Spontaneous Haemoperitoneum After Normal Vaginal Delivery: A Case Report & Brief Review Of Literature
S Dalal, P Garg, A Jain, Nityasha
laparotomy, splenic rupture, spontaneous haemoperitoneum
S Dalal, P Garg, A Jain, Nityasha. Spontaneous Haemoperitoneum After Normal Vaginal Delivery: A Case Report & Brief Review Of Literature. The Internet Journal of Gynecology and Obstetrics. 2006 Volume 8 Number 2.
Postpartum haemoperitoneum after normal vaginal delivery is a rare clinical entity. We encountered a 23 years old primipara woman who had massive haemoperitoneum after normal vaginal delivery, due to bleeding from superficial uterine vessel. Immediate laparotomy was carried out to stop the intra-abdominal bleeding. Causes of postpartum intra-abdominal haemorrhage and their management is being reviewed with reference to present case.
The most frequent cause of gynaecological haemoperitoneum is ruptured ectopic pregnancy. Haemoperitoneum resulting after normal vaginal delivery is very rare but is associated with high maternal mortality. Only limited cases have been reported in literature with undefined etiologies. Although rare, a high index of suspicion of this condition is imperative to avoid delay in diagnosis and management.
A 23 years old primipara woman underwent normal vaginal delivery without any instrumentation in our hospital. After one hour of postpartum, she had acute abdominal pain and hypovolumic shock. With ongoing resuscitation, urgent sonographic profile was done which revealed free fluid with internal echoes in pelvis and left paracolic gutter extending up to the lower pole of spleen. Keeping splenic injury into strong suspicion, immediate laparotomy was done. Spleen was found to be normal on exploration. The cause of shock was a profusely bleeding left superficial uterine vessel located on the posterior uterine wall. The internal bleeding was up to 2 litres with blood clots present in left paracolic gutter and reaching up to spleen. The uterine wall was intact and not damaged. Bleeder was secured and peritoneal cavity was cleaned. Postoperatively, patient remained well and was discharged after one week of surgery in healthy condition.

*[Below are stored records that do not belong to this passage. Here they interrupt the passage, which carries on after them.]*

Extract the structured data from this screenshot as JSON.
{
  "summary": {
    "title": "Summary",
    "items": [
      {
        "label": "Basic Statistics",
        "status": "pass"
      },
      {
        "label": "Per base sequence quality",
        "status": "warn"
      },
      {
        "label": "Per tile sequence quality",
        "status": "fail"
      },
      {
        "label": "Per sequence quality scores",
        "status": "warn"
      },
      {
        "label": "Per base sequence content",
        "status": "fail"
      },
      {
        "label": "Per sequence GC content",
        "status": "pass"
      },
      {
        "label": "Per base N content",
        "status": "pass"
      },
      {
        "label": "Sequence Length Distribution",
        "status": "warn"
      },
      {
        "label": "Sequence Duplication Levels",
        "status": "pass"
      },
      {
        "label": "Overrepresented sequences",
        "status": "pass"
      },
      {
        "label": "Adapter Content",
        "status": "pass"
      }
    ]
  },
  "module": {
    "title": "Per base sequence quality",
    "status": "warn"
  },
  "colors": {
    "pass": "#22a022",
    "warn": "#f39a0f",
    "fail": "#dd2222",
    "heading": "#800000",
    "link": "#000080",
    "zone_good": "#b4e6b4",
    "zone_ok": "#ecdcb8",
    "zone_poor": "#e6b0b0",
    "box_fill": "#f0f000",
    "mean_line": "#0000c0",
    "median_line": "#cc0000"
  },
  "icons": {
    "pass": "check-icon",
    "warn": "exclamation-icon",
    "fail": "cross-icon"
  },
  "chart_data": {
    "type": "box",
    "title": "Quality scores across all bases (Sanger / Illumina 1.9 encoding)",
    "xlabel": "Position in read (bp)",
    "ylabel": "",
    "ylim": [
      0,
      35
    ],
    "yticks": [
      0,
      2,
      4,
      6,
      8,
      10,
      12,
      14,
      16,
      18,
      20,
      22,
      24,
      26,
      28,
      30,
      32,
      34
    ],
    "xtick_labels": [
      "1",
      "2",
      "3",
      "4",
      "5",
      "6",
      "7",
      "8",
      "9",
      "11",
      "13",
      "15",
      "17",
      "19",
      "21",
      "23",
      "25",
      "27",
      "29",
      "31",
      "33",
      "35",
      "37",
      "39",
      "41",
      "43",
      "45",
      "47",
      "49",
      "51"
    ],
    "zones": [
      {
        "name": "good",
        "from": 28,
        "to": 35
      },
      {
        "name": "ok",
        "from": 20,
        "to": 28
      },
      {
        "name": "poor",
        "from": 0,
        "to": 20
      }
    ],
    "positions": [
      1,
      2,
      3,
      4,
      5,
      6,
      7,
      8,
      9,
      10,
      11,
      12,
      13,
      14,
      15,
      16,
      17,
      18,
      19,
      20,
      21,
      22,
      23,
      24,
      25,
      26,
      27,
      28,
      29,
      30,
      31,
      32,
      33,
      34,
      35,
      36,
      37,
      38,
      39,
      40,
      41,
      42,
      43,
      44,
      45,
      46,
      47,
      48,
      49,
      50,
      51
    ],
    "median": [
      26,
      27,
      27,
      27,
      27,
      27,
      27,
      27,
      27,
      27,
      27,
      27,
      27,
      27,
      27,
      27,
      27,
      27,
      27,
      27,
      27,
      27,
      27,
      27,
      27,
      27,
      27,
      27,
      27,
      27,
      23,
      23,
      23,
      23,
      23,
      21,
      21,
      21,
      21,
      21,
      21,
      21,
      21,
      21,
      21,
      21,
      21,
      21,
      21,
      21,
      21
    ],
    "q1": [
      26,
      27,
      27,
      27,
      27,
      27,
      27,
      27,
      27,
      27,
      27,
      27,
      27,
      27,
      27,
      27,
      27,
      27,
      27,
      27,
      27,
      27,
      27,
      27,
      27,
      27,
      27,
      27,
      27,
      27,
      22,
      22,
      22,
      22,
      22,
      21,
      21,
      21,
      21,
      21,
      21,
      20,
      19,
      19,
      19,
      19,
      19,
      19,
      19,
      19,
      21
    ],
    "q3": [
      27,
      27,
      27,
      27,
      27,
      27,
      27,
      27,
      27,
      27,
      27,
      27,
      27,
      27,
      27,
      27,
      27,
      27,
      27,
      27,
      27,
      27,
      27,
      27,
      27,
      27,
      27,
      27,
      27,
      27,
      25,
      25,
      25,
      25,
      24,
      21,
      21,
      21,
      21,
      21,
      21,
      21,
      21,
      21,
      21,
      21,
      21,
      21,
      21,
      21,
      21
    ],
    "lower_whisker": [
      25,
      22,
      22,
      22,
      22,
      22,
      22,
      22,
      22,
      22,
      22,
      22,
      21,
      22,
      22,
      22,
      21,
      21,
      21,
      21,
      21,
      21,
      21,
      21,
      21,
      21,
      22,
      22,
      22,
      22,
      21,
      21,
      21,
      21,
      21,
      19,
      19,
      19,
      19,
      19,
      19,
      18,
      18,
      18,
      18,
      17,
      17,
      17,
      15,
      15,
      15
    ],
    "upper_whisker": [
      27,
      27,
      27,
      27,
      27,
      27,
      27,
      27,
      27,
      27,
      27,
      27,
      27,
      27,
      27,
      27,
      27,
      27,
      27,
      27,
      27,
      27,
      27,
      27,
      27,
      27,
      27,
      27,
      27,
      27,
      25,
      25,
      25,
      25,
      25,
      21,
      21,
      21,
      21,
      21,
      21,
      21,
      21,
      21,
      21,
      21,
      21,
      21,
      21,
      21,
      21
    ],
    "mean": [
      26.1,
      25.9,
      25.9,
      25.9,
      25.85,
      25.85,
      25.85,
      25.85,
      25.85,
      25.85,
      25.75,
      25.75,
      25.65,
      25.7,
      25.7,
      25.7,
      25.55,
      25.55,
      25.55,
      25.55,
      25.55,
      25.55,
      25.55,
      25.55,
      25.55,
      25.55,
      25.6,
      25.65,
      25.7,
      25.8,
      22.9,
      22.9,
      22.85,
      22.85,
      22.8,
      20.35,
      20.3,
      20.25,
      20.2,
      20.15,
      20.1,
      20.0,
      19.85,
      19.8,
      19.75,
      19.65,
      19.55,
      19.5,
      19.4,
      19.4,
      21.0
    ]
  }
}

The most frequent cause of gynaecological haemoperitoneum is ruptured ectopic pregnancy. Intraperitoneal bleeding after normal vaginal delivery is very rare with undefined etiology. There is a paucity of literature in this regard. Similar case of intraperitoneal haemorrhage due to rupture of ovarian artery was reported on second day of puerperium.1 Another case reported had delivered a healthy baby at 36 weeks and developed a syncopal episode due to hypovolumic shock. At laparotomy, a fibrous band between right fallopian tube and uterus was found to be avulsed and actively bleeding.2 Some other causes of intraperitoneal haemorrhage after labour mentioned in literature are bleeding from a ruptured angiomyolipoma and bleeding following rupture of hepatic metastasis from unsuspected choriocarcinoma.3 Although choriocarcinoma is known to have potential for subsequent haemorrhage at secondary sites, massive haemoperitoneum due to rupture of hepatic metastasis in postpartum period is very rare.4
Spontaneous haemoperitoneum following rupture of spleen is known in this part of world, especially when spleen is enlarged because of some medical illness like chronic malaria. But splenic rupture in pregnant female is rare and occurs most commonly in third trimester and very rarely in puerperium.5 The ultrasonic findings of patient in consideration were suggestive of splenic rupture for which immediate laparotomy was carried out. On exploration, spleen was intact and cause of haemoperitoneum was bleeding left superficial uterine vessel. Spontaneous haemoperitoneum because of ruptured superficial uterine vessel have been reported in pregnancy but not in the postpartum period.6
Haemoperitoneum after normal vaginal delivery is rare but life threatening to mothers. A high index of suspicion is key to rapid diagnosis and aggressive fluid resuscitation with immediate surgical intervention provides the best prognosis.